Now, Phaedrus is not the brightest crayon in the box, as he is young and rather silly, but according to Plutarch, the idea that homosexual soldiers would be a braver, tightly bound fighting unit was taken seriously by people who read Plato.  The Sacred Band of Thebes was composed of 150 erastes-eramenos couples, and they were fierce enough to beat a Spartan force three times its size at Tegyra, and again at Leuctra, securing Theban independence from Sparta.  (It bears pointing out that the Spartans were probably not heterosexual enough for the contemporary American conservative either, but it’s cruel to spoil their enjoyment of 300.)

The Sacred Band was annihilated by the phalanxes of Philip II of Macedon, but then again, so was everyone else, eventually. The young Alexander broke through their lines; until that point, the Band had been thought to be invincible.

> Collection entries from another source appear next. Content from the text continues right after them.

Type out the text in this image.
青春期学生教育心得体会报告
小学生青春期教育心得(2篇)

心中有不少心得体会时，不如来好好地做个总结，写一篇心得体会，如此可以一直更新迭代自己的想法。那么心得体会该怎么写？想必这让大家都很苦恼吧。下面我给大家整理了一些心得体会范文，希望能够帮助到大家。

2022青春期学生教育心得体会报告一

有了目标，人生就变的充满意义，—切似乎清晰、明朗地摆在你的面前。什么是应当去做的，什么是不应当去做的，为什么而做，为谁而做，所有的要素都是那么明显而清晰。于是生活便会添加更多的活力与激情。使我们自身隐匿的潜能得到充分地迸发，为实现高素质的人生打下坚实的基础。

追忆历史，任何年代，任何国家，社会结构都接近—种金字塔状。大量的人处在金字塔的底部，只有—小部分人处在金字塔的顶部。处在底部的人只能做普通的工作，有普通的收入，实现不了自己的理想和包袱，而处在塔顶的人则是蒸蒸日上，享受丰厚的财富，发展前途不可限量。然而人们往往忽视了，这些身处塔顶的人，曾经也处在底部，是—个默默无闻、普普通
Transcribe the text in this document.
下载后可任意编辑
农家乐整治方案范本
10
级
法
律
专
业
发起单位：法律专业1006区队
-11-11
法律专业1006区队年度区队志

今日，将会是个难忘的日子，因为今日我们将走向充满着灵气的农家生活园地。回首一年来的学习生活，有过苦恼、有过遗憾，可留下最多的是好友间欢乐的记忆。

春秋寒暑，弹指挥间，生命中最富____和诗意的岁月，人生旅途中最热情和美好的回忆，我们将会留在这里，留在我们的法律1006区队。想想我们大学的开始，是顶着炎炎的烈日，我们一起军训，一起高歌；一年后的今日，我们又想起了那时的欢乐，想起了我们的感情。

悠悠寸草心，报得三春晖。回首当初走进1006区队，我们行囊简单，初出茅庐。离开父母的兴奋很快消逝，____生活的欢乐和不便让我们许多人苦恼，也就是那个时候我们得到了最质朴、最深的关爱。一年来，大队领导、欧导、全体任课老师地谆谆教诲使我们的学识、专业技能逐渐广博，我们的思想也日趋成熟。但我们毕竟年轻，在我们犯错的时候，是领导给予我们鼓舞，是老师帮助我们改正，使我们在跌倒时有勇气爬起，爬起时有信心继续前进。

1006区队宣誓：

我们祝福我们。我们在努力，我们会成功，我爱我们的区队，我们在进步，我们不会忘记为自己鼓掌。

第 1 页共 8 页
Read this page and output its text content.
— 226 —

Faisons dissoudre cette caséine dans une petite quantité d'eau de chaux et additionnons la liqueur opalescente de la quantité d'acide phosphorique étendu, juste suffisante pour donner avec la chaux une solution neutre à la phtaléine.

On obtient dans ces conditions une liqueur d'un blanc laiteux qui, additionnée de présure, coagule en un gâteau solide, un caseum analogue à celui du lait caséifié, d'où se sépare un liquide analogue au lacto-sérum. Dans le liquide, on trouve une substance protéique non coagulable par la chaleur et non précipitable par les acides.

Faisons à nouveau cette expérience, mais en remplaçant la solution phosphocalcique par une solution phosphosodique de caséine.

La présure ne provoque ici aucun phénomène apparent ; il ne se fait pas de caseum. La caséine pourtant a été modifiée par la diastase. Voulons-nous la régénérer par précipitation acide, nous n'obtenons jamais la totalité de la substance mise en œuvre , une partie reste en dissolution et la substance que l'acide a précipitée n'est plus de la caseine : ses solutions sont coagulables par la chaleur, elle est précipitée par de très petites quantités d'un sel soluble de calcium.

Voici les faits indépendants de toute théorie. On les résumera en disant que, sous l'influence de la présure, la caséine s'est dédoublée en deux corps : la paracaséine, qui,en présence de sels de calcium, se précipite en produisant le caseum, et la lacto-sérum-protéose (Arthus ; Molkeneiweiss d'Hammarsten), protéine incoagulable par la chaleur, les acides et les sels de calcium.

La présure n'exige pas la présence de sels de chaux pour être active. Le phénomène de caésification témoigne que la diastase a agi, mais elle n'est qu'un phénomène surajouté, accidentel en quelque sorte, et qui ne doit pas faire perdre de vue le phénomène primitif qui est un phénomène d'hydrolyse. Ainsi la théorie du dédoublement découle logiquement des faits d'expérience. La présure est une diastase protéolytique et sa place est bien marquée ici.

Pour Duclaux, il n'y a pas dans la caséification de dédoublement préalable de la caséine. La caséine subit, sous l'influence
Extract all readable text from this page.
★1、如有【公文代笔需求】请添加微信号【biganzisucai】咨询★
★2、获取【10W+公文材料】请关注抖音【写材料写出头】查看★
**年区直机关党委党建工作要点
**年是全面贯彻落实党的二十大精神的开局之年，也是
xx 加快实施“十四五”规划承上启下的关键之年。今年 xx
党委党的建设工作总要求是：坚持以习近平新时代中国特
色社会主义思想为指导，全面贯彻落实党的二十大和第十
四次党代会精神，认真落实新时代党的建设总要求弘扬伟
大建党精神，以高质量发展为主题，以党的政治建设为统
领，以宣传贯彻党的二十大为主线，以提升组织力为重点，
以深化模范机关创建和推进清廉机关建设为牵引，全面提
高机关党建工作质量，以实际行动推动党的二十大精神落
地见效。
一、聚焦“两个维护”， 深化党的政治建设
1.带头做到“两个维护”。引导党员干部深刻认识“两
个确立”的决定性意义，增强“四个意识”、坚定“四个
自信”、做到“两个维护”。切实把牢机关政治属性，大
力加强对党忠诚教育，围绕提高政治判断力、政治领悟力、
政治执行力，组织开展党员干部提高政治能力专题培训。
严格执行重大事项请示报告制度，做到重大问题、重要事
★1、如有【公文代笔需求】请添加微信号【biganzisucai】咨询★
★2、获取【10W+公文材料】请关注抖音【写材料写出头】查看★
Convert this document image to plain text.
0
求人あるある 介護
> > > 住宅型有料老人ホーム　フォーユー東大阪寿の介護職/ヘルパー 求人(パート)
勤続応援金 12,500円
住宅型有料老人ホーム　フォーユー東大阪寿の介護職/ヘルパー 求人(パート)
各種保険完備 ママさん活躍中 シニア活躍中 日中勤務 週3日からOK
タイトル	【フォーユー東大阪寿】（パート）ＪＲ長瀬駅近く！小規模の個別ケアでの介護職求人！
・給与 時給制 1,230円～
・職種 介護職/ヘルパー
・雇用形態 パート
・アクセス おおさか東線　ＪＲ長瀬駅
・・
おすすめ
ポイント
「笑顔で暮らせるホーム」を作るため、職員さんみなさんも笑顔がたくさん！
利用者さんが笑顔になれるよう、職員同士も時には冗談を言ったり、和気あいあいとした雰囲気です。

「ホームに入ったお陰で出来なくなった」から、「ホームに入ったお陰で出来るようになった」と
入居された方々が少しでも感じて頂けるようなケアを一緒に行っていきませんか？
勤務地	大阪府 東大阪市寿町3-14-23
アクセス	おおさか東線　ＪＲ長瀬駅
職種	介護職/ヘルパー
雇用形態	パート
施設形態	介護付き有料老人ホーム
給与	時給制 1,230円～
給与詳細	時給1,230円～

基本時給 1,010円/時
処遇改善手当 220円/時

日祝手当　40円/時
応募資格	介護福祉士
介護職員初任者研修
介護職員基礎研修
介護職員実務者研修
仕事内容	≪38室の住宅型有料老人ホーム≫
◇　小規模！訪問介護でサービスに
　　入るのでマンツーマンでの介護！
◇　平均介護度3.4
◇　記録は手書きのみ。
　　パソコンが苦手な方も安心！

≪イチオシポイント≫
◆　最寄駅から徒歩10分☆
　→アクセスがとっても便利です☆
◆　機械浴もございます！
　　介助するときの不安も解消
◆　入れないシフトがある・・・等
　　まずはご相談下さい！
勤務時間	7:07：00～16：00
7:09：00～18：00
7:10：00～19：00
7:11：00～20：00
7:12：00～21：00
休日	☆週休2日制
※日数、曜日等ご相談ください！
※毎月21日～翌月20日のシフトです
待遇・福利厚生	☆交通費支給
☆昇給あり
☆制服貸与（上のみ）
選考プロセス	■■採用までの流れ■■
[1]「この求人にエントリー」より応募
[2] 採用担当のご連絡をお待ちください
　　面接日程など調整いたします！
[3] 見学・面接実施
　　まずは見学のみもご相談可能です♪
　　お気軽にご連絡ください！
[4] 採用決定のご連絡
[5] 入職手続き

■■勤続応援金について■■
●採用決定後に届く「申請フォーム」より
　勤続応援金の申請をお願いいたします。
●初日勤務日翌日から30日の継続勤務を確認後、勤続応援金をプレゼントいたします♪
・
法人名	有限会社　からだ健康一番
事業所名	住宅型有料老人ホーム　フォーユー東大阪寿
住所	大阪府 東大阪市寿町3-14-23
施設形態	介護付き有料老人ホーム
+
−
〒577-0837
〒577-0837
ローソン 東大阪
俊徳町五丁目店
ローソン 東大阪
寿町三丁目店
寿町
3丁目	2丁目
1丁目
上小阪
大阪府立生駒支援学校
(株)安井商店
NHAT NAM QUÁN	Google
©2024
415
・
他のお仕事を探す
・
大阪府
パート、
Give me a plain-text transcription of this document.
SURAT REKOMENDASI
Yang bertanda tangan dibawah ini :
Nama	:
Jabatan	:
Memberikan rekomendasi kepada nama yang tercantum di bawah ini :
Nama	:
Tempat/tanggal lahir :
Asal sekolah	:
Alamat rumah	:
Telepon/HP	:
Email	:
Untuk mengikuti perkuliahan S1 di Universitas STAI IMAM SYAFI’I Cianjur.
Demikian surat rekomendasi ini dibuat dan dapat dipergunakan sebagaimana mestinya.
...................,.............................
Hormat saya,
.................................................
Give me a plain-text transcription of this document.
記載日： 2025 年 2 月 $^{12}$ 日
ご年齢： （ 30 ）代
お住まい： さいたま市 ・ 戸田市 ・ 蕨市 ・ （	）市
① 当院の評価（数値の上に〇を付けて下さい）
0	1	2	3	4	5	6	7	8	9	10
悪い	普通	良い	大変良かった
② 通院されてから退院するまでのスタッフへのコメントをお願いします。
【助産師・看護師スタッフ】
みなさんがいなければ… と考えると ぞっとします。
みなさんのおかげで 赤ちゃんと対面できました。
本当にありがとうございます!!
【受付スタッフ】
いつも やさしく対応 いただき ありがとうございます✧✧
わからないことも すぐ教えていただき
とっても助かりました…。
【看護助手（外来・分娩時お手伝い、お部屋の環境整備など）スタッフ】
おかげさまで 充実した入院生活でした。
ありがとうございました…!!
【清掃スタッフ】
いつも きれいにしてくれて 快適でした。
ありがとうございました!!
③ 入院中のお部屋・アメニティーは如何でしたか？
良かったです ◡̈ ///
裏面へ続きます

Let’s be clear that the worst thing about an essay that argues that gays could be good American soldiers except for the problem of them being gay is not that it gets the history wrong. (Via Sullivan, who makes the more appropriate response.)  But the assumption that early 21st century American conservative mores have been on the triumphant, manly, very very straight, winning side throughout all of human history since the dawn of man?  Not true.